The attack by Chinese politicians

Li's port deal has also drawn veiled criticism from some of the most important politicians of Hong Kong. Leung Chun-ying , who served as the city’s chief executive from 2012 to 2017, said in a Facebook post Monday that business leaders who lack the support of their home countries will end up as orphans, bullied by others. Leung is currently vice-chairman of China’s top political advisory body, placing him among the country’s national leaders. Without naming Li or CK Hutchison, Leung criticized “some Hong Kong business leaders” for putting business interests ahead of their country’s. Hong Kong’s current leader also weighed in, saying the “widespread discussions” on the issue reflected society’s concern about the issue. “These concerns deserve serious attention,” he said. John Lee in his weekly press conference in response to questions about the sale.

Despite Beijing's heat, Li's conglomerate is relatively insulated from Chinese pressure, with only 12% of CK Hutchison's revenue coming from operations in mainland China and Hong Kong. Europe, North America and Australia make up most of the rest.

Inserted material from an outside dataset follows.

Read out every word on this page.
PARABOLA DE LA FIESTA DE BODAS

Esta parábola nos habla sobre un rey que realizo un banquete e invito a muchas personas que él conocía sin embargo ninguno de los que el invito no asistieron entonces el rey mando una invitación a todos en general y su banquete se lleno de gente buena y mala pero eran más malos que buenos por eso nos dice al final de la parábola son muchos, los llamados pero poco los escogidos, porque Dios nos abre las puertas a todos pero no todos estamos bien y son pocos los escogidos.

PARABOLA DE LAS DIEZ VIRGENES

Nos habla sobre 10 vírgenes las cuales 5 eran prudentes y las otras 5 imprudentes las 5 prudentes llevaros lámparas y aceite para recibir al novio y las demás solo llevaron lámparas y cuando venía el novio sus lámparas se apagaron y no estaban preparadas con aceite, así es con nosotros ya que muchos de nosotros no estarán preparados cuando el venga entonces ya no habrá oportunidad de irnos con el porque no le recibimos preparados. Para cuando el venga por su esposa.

China's Counterattacks in Trump's Trade War

Meanwhile, China is in full counterattack in the tariff war started by Trump: it has imposed reciprocal duties on some US goods, while it has banned the American producer of genetic technologies Illumina Inc. to import more machines into China, effectively hindering the company's growth in mainland China. PVH Corp., the parent company of Calvin Klein , has been added to a blacklist. More recently, Chinese authorities have summoned executives of Walmart Inc. following reports that the retailer pressured Chinese exporters to accept the costs of increased tariffs, warning them not to intimidate local suppliers.